On the day after one of the most stunning election upsets in U.S. history, President Barack Obama appeared Wednesday alongside Vice President Joe Biden in the White House Rose Garden to reassure Americans he was committed to a smooth transition for President-elect Donald Trump.
Emerging from the Oval Office as looming dark clouds receded, Obama acknowledged that Hillary Clinton's defeat was hard for Democrats, but said he was "rooting" for Republican Trump's success.
"Now, everybody is sad when their side loses an election. But the day after we have to remember we're actually all on one team. ... We're not Democrats first, we're not Republicans first, we are Americans first, we're patriots first. We all want what is best for this country."
Obama said he found Trump's victory speech encouraging.
"That's what I heard from Donald Trump's remarks last night. That's what I heard when I spoke to him, directly, and I was heartened by that," the president said. "That's what the country needs: a sense of unity, a sense of inclusion, a respect for our institutions, our way of life, rule of law, and respect for each other."
At the daily White House briefing Wednesday, reporters pointed out that during the long and heated campaign, Obama had repeatedly called Trump "unfit" to be commander in chief, and asked whether the president was worried that Trump would be getting the codes to deploy nuclear weapons when he takes office in January.
Press secretary Josh Earnest said the election was over, and in a democracy, the president does not choose his successor, the voters do.

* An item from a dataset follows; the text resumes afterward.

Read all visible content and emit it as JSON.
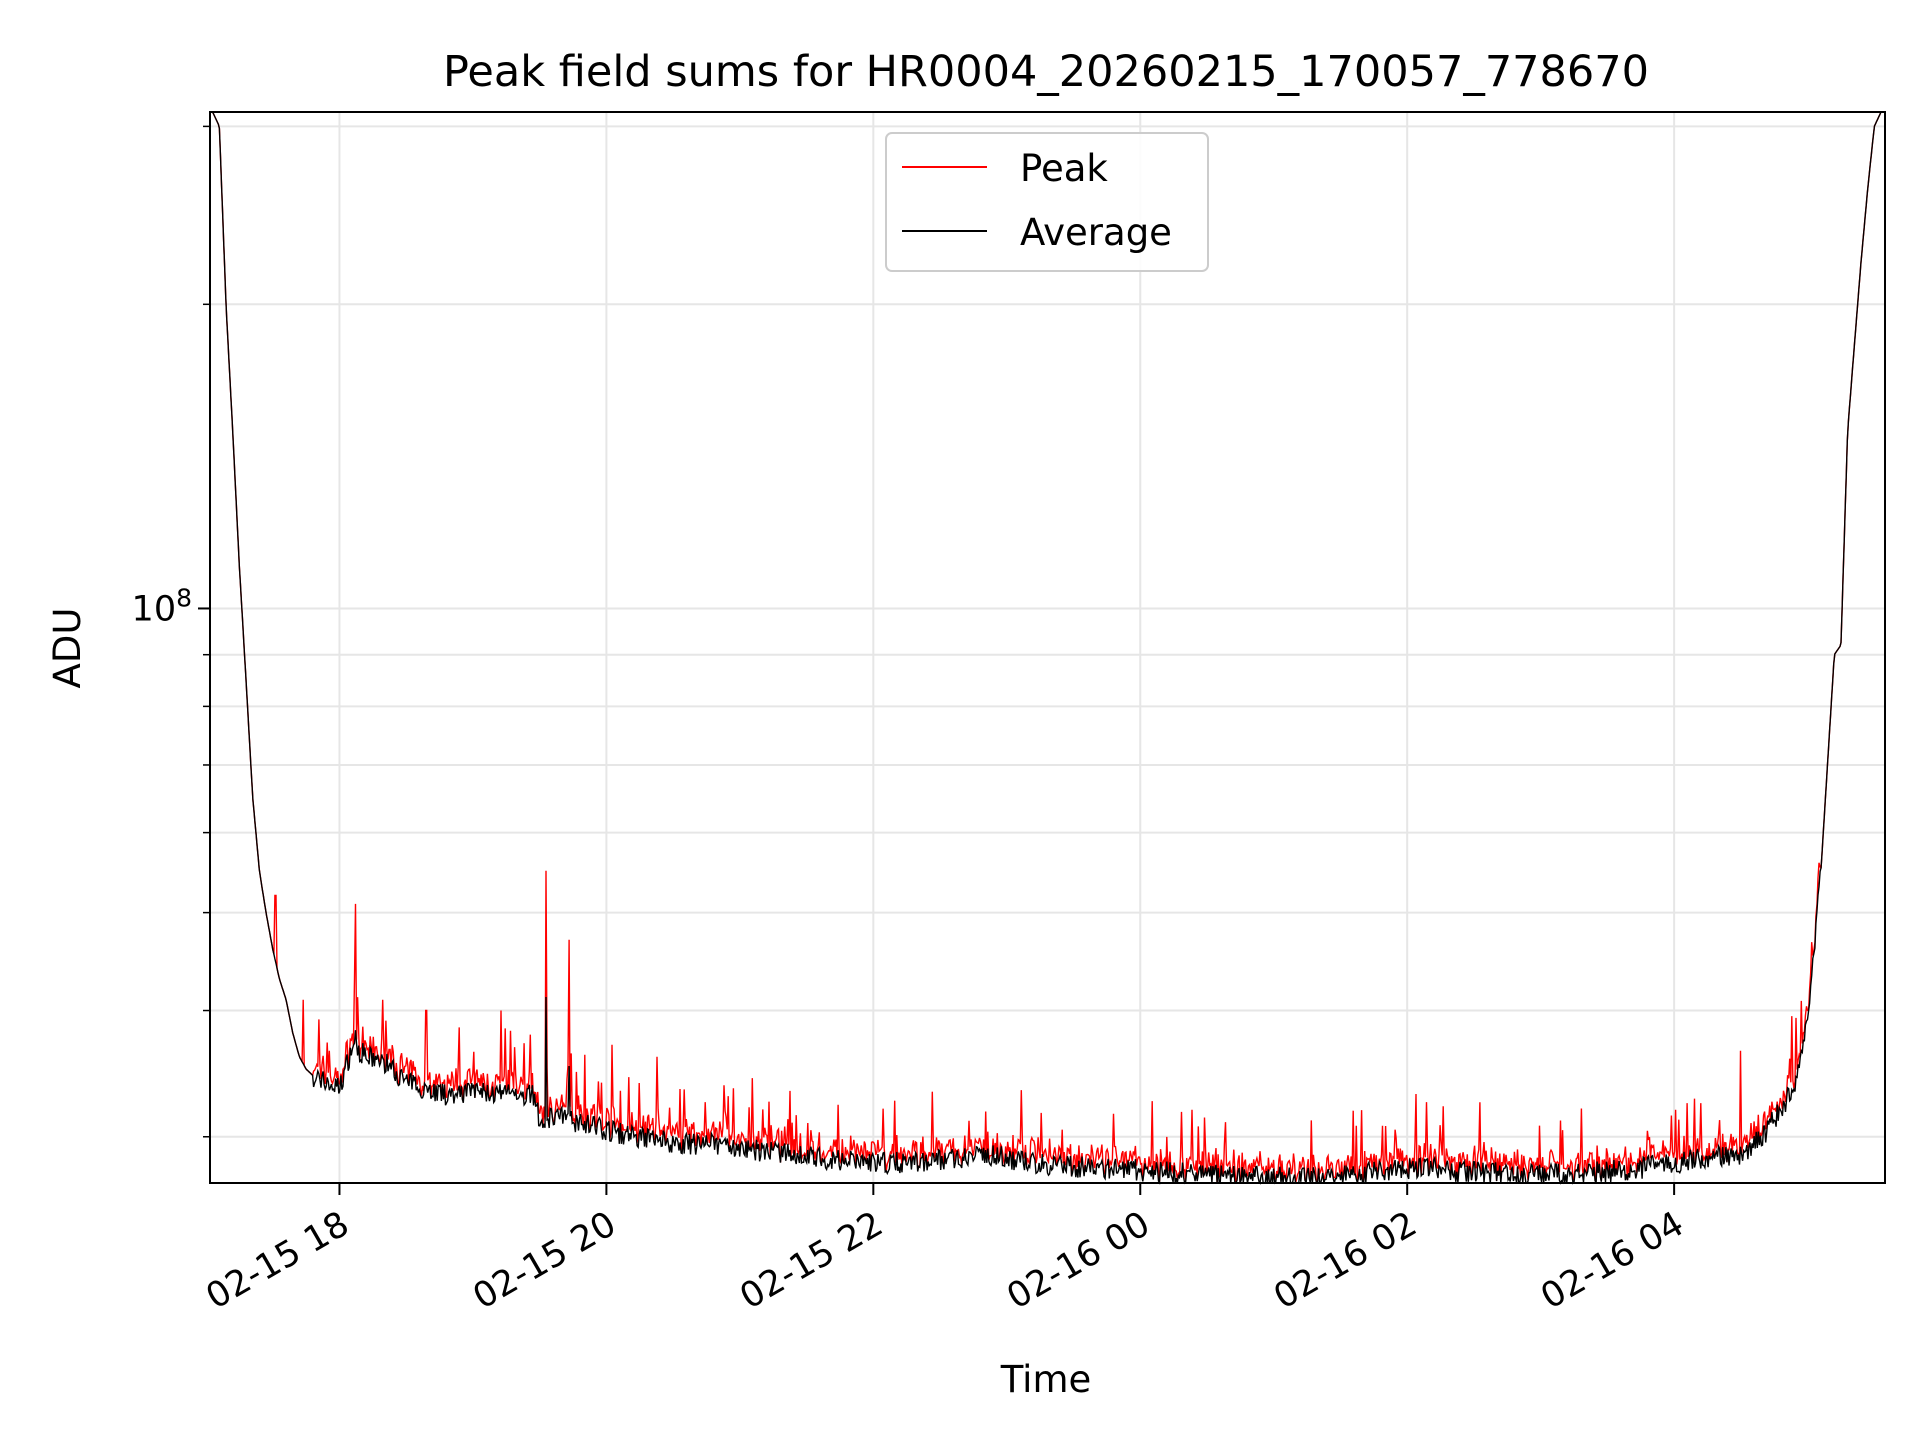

Earnest said there still would continue to be debates about the future of the country, but that the voters had chosen their next president.
The press secretary said it was too early, just hours after the results were announced, to discern what message the voters wanted to send. But he said the president had asked all members of the White House staff to do do their best to encourage a smooth transition for the president-elect's team. He said White House transition efforts already have been under way for a year.

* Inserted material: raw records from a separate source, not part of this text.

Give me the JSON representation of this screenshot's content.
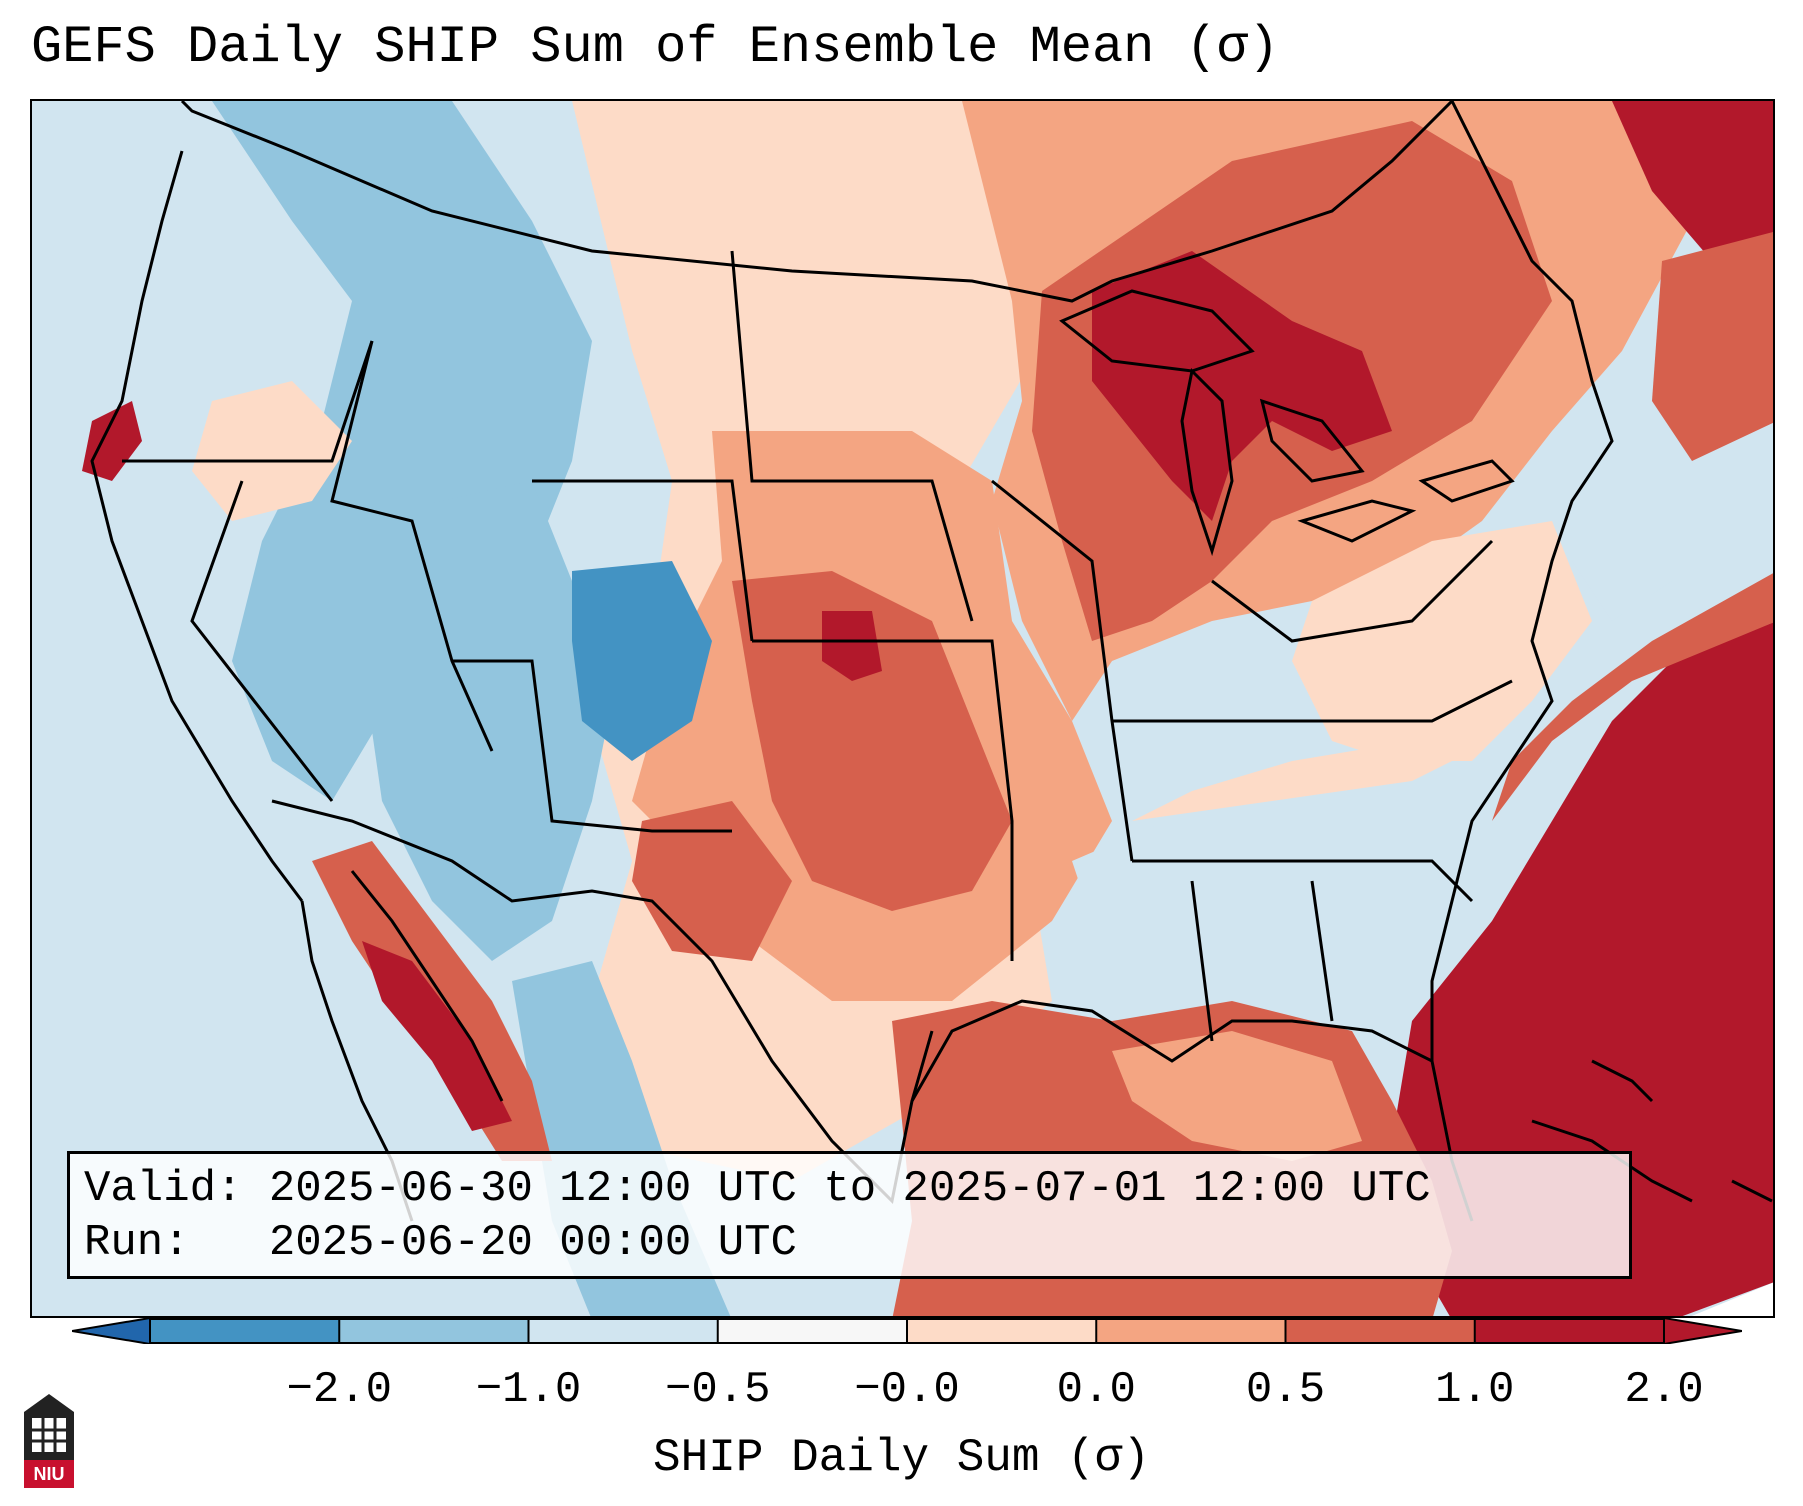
{
  "title": "GEFS Daily SHIP Sum of Ensemble Mean (σ)",
  "info": {
    "valid_label": "Valid:",
    "valid_value": "2025-06-30 12:00 UTC to 2025-07-01 12:00 UTC",
    "run_label": "Run:",
    "run_value": "2025-06-20 00:00 UTC"
  },
  "colorbar": {
    "label": "SHIP Daily Sum (σ)",
    "ticks": [
      "−2.0",
      "−1.0",
      "−0.5",
      "−0.0",
      "0.0",
      "0.5",
      "1.0",
      "2.0"
    ],
    "colors": [
      "#4393c3",
      "#92c5de",
      "#d1e5f0",
      "#f7f7f7",
      "#fddbc7",
      "#f4a582",
      "#d6604d",
      "#b2182b"
    ],
    "under_color": "#2166ac",
    "over_color": "#b2182b"
  },
  "logo": {
    "text": "NIU"
  },
  "map": {
    "ocean_color": "#d1e5f0",
    "regions": [
      {
        "name": "pacific-northwest",
        "category": -1.0
      },
      {
        "name": "great-basin",
        "category": -1.0
      },
      {
        "name": "colorado-rockies",
        "category": -2.0
      },
      {
        "name": "southwest",
        "category": -0.5
      },
      {
        "name": "northern-plains",
        "category": 0.0
      },
      {
        "name": "central-plains",
        "category": 0.5
      },
      {
        "name": "kansas-core",
        "category": 1.0
      },
      {
        "name": "great-lakes",
        "category": 1.0
      },
      {
        "name": "southeast",
        "category": -0.5
      },
      {
        "name": "gulf-of-mexico",
        "category": 1.0
      },
      {
        "name": "western-atlantic",
        "category": 2.0
      },
      {
        "name": "baja-gulf-california",
        "category": 2.0
      }
    ]
  }
}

Obama praised the transition process that former President George W. Bush carried out for him when he was elected eight years ago. Earnest said Obama also appreciated how, particularly early in his presidency, Bush did not make public statements about Obama's policies.

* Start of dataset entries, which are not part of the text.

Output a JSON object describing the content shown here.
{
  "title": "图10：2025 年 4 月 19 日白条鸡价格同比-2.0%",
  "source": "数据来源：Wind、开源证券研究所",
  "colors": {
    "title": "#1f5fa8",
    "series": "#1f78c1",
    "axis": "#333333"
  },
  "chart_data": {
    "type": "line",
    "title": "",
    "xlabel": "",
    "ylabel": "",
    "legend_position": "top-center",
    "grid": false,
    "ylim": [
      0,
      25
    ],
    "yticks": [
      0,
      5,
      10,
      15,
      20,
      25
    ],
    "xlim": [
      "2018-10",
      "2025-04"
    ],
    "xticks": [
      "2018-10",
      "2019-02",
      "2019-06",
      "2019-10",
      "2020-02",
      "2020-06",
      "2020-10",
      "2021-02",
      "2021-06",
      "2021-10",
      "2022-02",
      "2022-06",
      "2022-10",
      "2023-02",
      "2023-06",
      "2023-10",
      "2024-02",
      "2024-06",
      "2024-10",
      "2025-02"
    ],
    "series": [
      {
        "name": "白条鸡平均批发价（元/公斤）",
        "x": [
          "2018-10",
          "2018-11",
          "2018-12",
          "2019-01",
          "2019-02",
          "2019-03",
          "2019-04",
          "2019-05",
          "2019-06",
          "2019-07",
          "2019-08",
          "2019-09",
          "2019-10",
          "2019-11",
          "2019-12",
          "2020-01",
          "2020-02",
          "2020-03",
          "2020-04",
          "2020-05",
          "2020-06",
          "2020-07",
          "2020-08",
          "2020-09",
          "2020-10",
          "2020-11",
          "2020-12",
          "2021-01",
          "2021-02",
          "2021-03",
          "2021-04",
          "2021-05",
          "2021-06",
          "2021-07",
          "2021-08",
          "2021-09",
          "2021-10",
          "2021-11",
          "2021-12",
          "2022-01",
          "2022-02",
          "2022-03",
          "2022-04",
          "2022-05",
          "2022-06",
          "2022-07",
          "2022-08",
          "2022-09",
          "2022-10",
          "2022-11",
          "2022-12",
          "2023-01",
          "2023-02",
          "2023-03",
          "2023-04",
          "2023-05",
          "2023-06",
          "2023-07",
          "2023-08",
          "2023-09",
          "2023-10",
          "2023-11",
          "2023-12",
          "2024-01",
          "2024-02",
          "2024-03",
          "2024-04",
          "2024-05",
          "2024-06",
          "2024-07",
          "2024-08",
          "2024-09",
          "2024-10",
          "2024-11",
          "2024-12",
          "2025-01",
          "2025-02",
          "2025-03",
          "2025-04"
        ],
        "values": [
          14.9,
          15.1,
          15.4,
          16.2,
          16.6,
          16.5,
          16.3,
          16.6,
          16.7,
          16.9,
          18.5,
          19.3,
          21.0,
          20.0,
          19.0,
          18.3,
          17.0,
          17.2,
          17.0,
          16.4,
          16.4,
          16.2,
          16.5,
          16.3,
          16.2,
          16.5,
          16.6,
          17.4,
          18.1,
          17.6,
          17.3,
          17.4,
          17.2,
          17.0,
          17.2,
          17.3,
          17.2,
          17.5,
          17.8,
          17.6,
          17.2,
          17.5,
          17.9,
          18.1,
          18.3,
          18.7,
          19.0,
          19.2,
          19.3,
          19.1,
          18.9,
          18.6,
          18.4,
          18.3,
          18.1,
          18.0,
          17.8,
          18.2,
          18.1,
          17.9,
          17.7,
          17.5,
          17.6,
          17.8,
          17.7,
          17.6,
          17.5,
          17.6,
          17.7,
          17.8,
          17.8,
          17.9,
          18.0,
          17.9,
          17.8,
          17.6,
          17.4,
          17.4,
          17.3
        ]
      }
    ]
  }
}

Earnest said the Obama administration already was offering a daily intelligence briefing to Trump, Vice President-elect Mike Pence and a couple of their closest national security advisers.
During the caustic campaign, Trump repeatedly told his supporters at rallies that Clinton belonged in jail. But during his victory speech, Trump said: "Hillary has worked very long and very hard over a long period of time, and we owe her a major debt of gratitude for her service to our country."
Some analysts were calling on Trump to tell his supporters Clinton would not be prosecuted for using a private email server while she was U.S. secretary of state. Norman Eisen of the Brookings Institution, a former U.S. ambassador to the Czech Republic, told VOA: "I think he [Trump] could repudiate some of the worst chants that we heard — muted last night, but we still heard. I think it would be a good thing to say, 'Let's look forward and not back, I'm accepting the FBI director's recommendation, I'm closing the door on the investigation of Secretary Clinton and her emails.' "
Obama called Trump early Wednesday morning to congratulate him on his election victory and invite him to the White House Thursday morning for a meeting to discuss the transition and how to bring the country closer together after a bitter campaign.
Earnest acknowledged that, given the antagonistic history between Obama and Trump, this should be a "rather interesting" meeting.